The Smell Detectives
The stench of sludge acid is wafted over a sick woman as her helpless family watches in an illustration from Harper’s Weekly. HarpWeek.
While Chandler attacked his opponents for their “selfish personal ends”—looking out for their own property values and political ambitions—his complaint against lay sanitarians ran deeper than corruption. Some time after the trial Chandler told a reporter: “The trouble is that citizens are very poor smell detectives. They are annoyed by a stench and in most instances ascribe it to some industry near them and believe it to be perpetual.” Chandler thought that amateur sanitarians, such as vocal and critical members of a local citizens’ group were “to the professional and official sanitarians what a horde of ambitious and officious guerillas would be to a General of an army at a critical moment. They insist on thrusting forward theories and advice and acting independently . . . while they are unable to render any real service.”
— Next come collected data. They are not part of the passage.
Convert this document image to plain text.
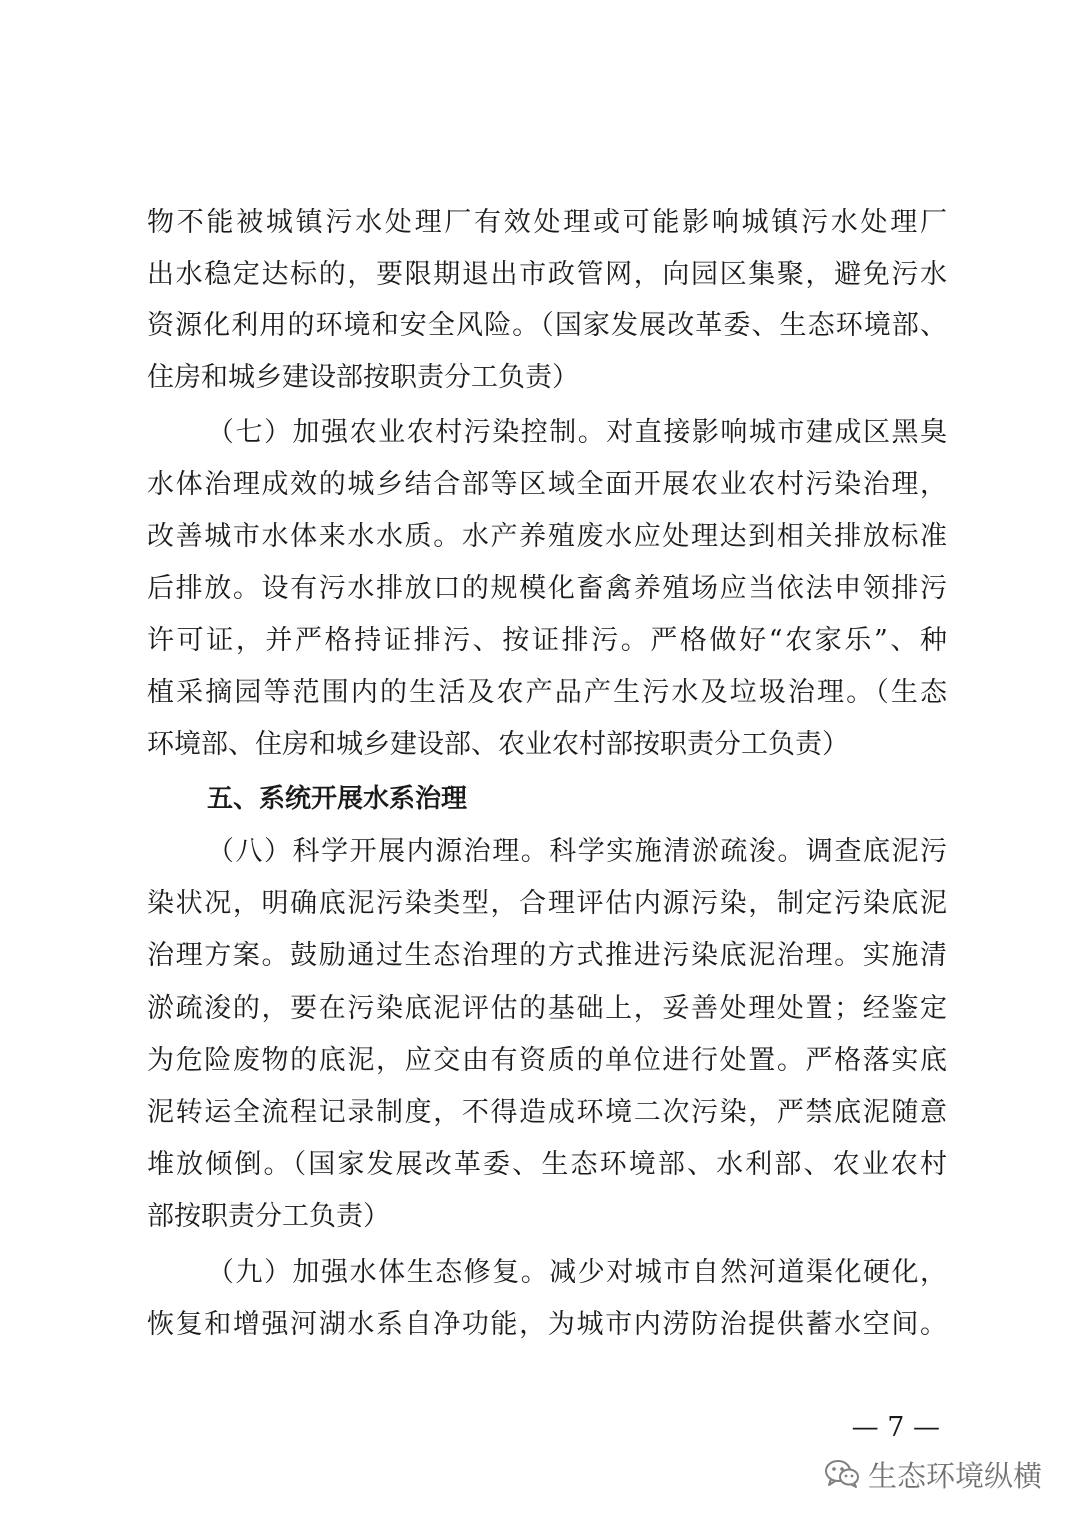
物不能被城镇污水处理厂有效处理或可能影响城镇污水处理厂
出水稳定达标的，要限期退出市政管网，向园区集聚，避免污水
资源化利用的环境和安全风险。（国家发展改革委、生态环境部、
住房和城乡建设部按职责分工负责）
（七）加强农业农村污染控制。对直接影响城市建成区黑臭
水体治理成效的城乡结合部等区域全面开展农业农村污染治理，
改善城市水体来水水质。水产养殖废水应处理达到相关排放标准
后排放。设有污水排放口的规模化畜禽养殖场应当依法申领排污
许可证，并严格持证排污、按证排污。严格做好“农家乐”、种
植采摘园等范围内的生活及农产品产生污水及垃圾治理。（生态
环境部、住房和城乡建设部、农业农村部按职责分工负责）
五、系统开展水系治理
（八）科学开展内源治理。科学实施清淤疏浚。调查底泥污
染状况，明确底泥污染类型，合理评估内源污染，制定污染底泥
治理方案。鼓励通过生态治理的方式推进污染底泥治理。实施清
淤疏浚的，要在污染底泥评估的基础上，妥善处理处置；经鉴定
为危险废物的底泥，应交由有资质的单位进行处置。严格落实底
泥转运全流程记录制度，不得造成环境二次污染，严禁底泥随意
堆放倾倒。（国家发展改革委、生态环境部、水利部、农业农村
部按职责分工负责）
（九）加强水体生态修复。减少对城市自然河道渠化硬化，
恢复和增强河湖水系自净功能，为城市内涝防治提供蓄水空间。
— 7 —
生态环境纵横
Chandler could not stop New Yorkers from sniffing and complaining, but he hoped to harness them to his purposes by setting up a chain of command for individual complaints. A year after the court case of 1878 he deputized his former student, chemist Samuel Goldschmidt, as Inspector of Offensive Trades, with the power to stop offending practices. Goldschmidt’s experiences as a fertilizer inspector in Savannah had turned his nose into an instrument that could tease apart smells, whether from organic decomposition or from chemical waste. As inspector, Goldschmidt spent his days monitoring the winds and inspecting the practices of New York slaughterhouses, gas works, fat renderers, fertilizer manufacturers, and other redolent businesses. He remained on call at night, when perturbed citizens might arrive on his doorstep and drag him out into the dark city streets to track down a disgusting smell.
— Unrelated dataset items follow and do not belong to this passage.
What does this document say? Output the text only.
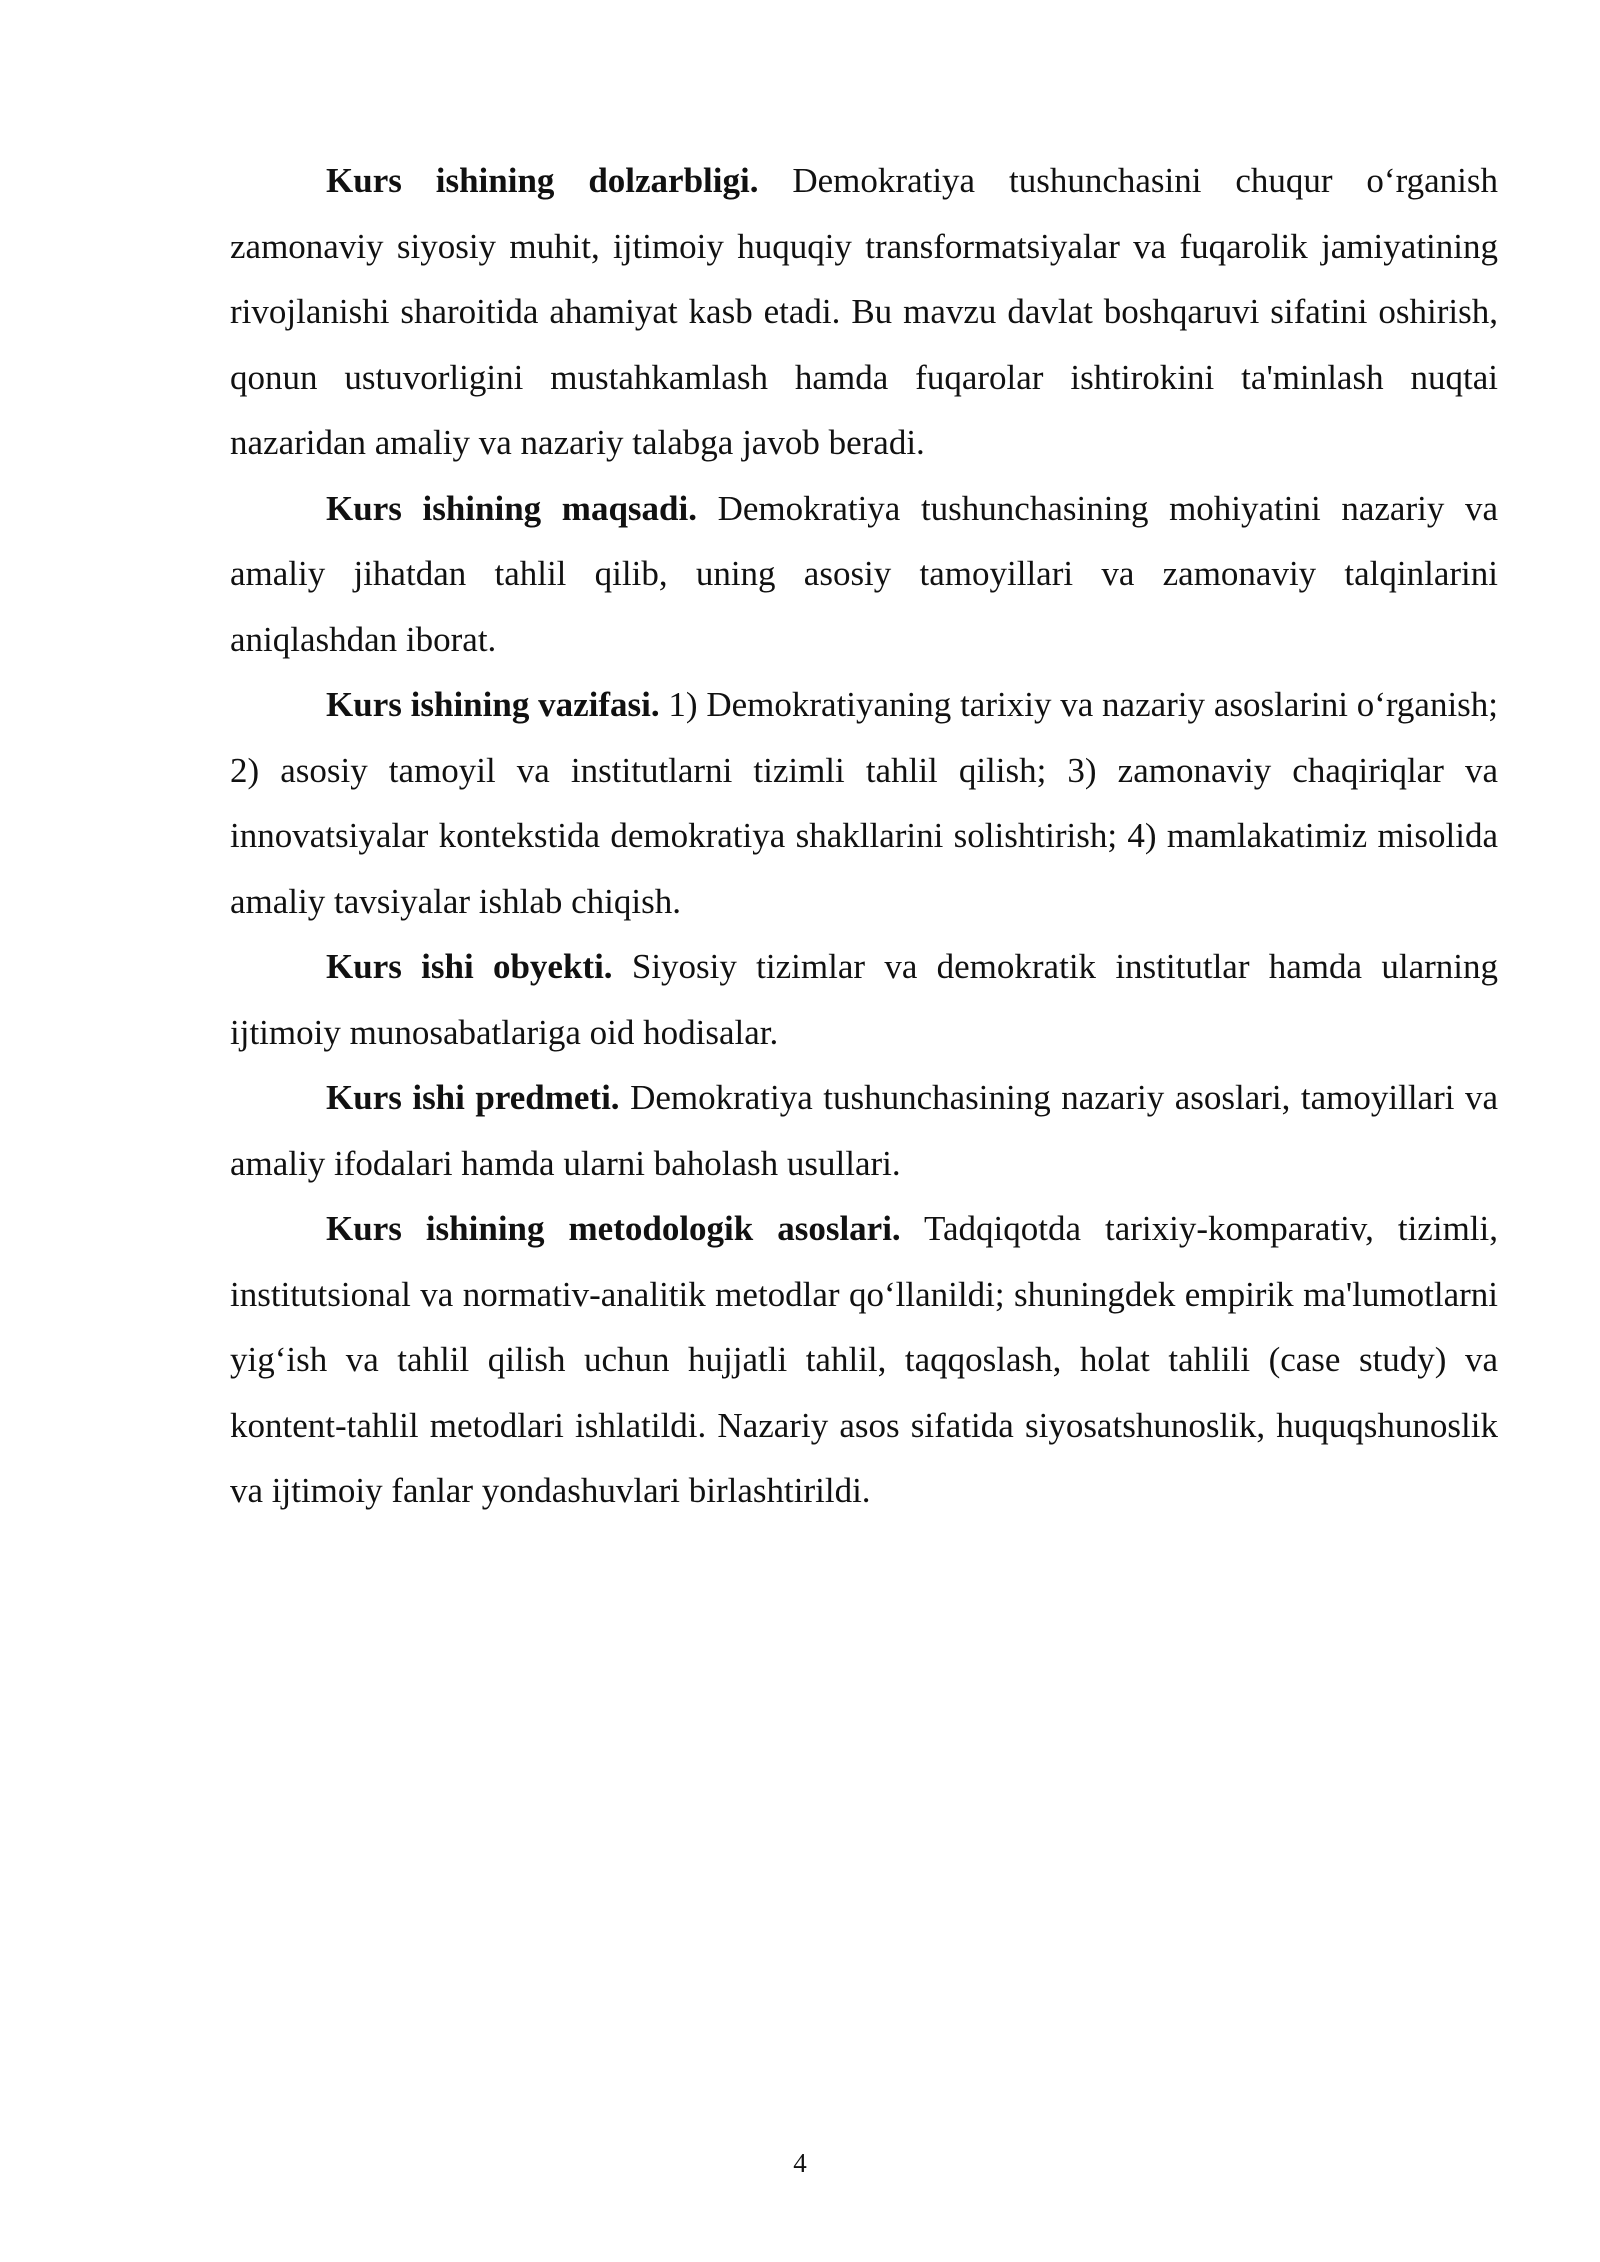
Kurs ishining dolzarbligi. Demokratiya tushunchasini chuqur o‘rganish zamonaviy siyosiy muhit, ijtimoiy huquqiy transformatsiyalar va fuqarolik jamiyatining rivojlanishi sharoitida ahamiyat kasb etadi. Bu mavzu davlat boshqaruvi sifatini oshirish, qonun ustuvorligini mustahkamlash hamda fuqarolar ishtirokini ta'minlash nuqtai nazaridan amaliy va nazariy talabga javob beradi.

Kurs ishining maqsadi. Demokratiya tushunchasining mohiyatini nazariy va amaliy jihatdan tahlil qilib, uning asosiy tamoyillari va zamonaviy talqinlarini aniqlashdan iborat.

Kurs ishining vazifasi. 1) Demokratiyaning tarixiy va nazariy asoslarini o‘rganish; 2) asosiy tamoyil va institutlarni tizimli tahlil qilish; 3) zamonaviy chaqiriqlar va innovatsiyalar kontekstida demokratiya shakllarini solishtirish; 4) mamlakatimiz misolida amaliy tavsiyalar ishlab chiqish.

Kurs ishi obyekti. Siyosiy tizimlar va demokratik institutlar hamda ularning ijtimoiy munosabatlariga oid hodisalar.

Kurs ishi predmeti. Demokratiya tushunchasining nazariy asoslari, tamoyillari va amaliy ifodalari hamda ularni baholash usullari.

Kurs ishining metodologik asoslari. Tadqiqotda tarixiy-komparativ, tizimli, institutsional va normativ-analitik metodlar qo‘llanildi; shuningdek empirik ma'lumotlarni yig‘ish va tahlil qilish uchun hujjatli tahlil, taqqoslash, holat tahlili (case study) va kontent-tahlil metodlari ishlatildi. Nazariy asos sifatida siyosatshunoslik, huquqshunoslik va ijtimoiy fanlar yondashuvlari birlashtirildi.

4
One nighttime visitor demanded that the inspector identify a nuisance that kept him from sleeping. Goldschmidt later reported that the stink had died away and likely came from across the river, beyond his jurisdiction. Just like the air and breezes that carried them, odors were ephemeral. Their constant arrivals, mixtures, shifts, and departures were well-known but still problematic for the trained chemist: “The wind was blowing strongly from the East North East, and by careful watching mingled with the Hunter’s Point smell, could be obtained slight puffs from the manure and garbage dumps, and the slaughter house smell. About 9:50 came for a few moments the rendering odors, and this gradually died away.” Tracking all the odors in this ever-changing nasal cocktail proved surprisingly difficult. Goldschmidt focused on the rendering odors but could not determine whether they came from a rendering tank at Rafferty and Williams or a malfunctioning condenser at Schwarzschild and Sulzberger, so he cited both companies
When Goldschmidt submitted his reports to Chandler, he noted two types of stenches: those he abated and those beyond his control. Chandler, whose regulatory concerns extended beyond the city, was keenly interested in both. Because New York’s stenches often traveled with the wind, Chandler hoped to create a new organization through which he could control industries upwind of the city.
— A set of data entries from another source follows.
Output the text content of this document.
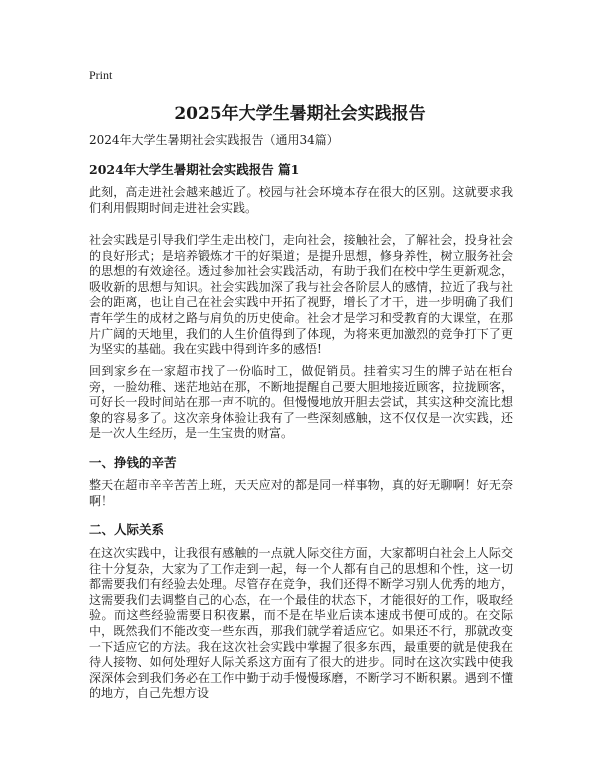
Print
2025年大学生暑期社会实践报告
2024年大学生暑期社会实践报告（通用34篇）
2024年大学生暑期社会实践报告 篇1
此刻，高走进社会越来越近了。校园与社会环境本存在很大的区别。这就要求我们利用假期时间走进社会实践。
社会实践是引导我们学生走出校门，走向社会，接触社会，了解社会，投身社会的良好形式；是培养锻炼才干的好渠道；是提升思想，修身养性，树立服务社会的思想的有效途径。透过参加社会实践活动，有助于我们在校中学生更新观念，吸收新的思想与知识。社会实践加深了我与社会各阶层人的感情，拉近了我与社会的距离，也让自己在社会实践中开拓了视野，增长了才干，进一步明确了我们青年学生的成材之路与肩负的历史使命。社会才是学习和受教育的大课堂，在那片广阔的天地里，我们的人生价值得到了体现，为将来更加激烈的竞争打下了更为坚实的基础。我在实践中得到许多的感悟!
回到家乡在一家超市找了一份临时工，做促销员。挂着实习生的牌子站在柜台旁，一脸幼稚、迷茫地站在那，不断地提醒自己要大胆地接近顾客，拉拢顾客，可好长一段时间站在那一声不吭的。但慢慢地放开胆去尝试，其实这种交流比想象的容易多了。这次亲身体验让我有了一些深刻感触，这不仅仅是一次实践，还是一次人生经历，是一生宝贵的财富。
一、挣钱的辛苦
整天在超市辛辛苦苦上班，天天应对的都是同一样事物，真的好无聊啊！好无奈啊！
二、人际关系
在这次实践中，让我很有感触的一点就人际交往方面，大家都明白社会上人际交往十分复杂，大家为了工作走到一起，每一个人都有自己的思想和个性，这一切都需要我们有经验去处理。尽管存在竞争，我们还得不断学习别人优秀的地方，这需要我们去调整自己的心态，在一个最佳的状态下，才能很好的工作，吸取经验。而这些经验需要日积夜累，而不是在毕业后读本速成书便可成的。在交际中，既然我们不能改变一些东西，那我们就学着适应它。如果还不行，那就改变一下适应它的方法。我在这次社会实践中掌握了很多东西，最重要的就是使我在待人接物、如何处理好人际关系这方面有了很大的进步。同时在这次实践中使我深深体会到我们务必在工作中勤于动手慢慢琢磨，不断学习不断积累。遇到不懂的地方，自己先想方设
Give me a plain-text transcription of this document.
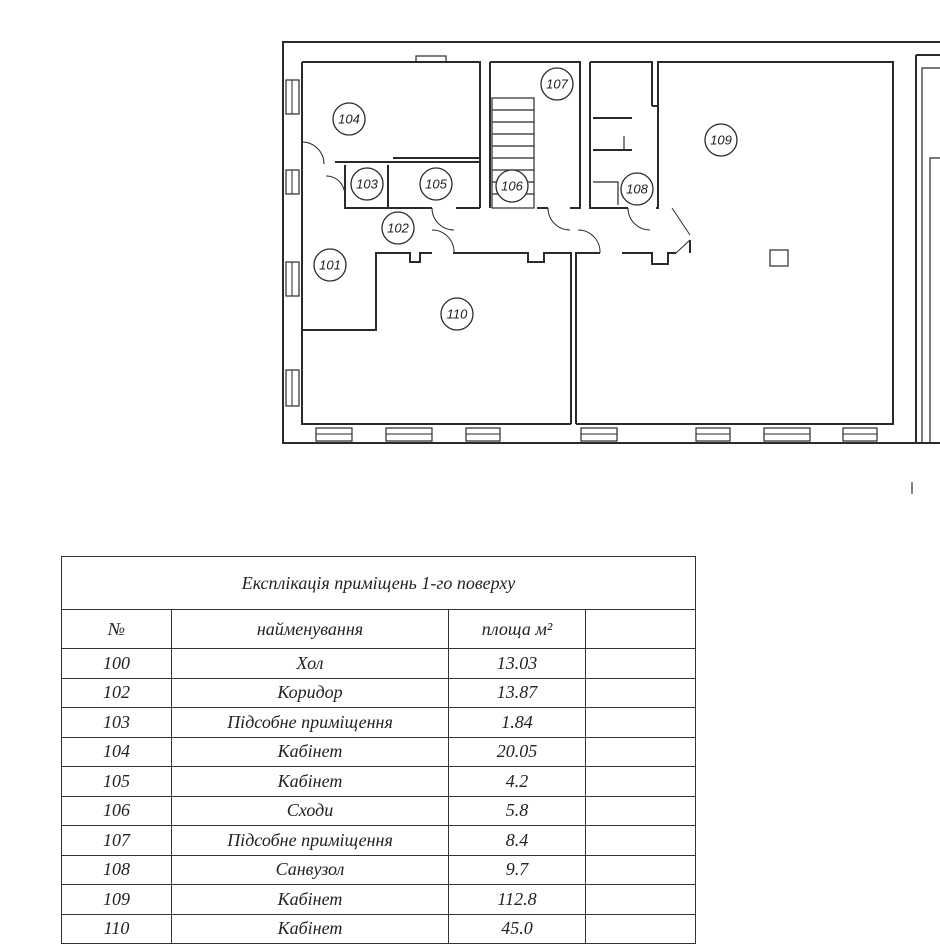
101
102
103
104
105	106
107
108
109
110
Експлікація приміщень 1-го поверху			
№	найменування	площа м²	
100	Хол	13.03	
102	Коридор	13.87	
103	Підсобне приміщення	1.84	
104	Кабінет	20.05	
105	Кабінет	4.2	
106	Сходи	5.8	
107	Підсобне приміщення	8.4	
108	Санвузол	9.7	
109	Кабінет	112.8	
110	Кабінет	45.0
When the New York State Board of Health formed in 1880, Chandler finally had the power to deal with Hunter’s Point. At the first quarterly meeting of the state board, Chandler introduced the first item of business: “Resolved—That a special committee be appointed by the chair to proceed to New York City to take testimony with regard to the nuisances alleged to exist there.”
The Special Committee on Effluvium Nuisances gave Chandler new jurisdiction over New York City’s air and gave the citizens of New York a new audience for their complaints—and a new scapegoat for their disappointments.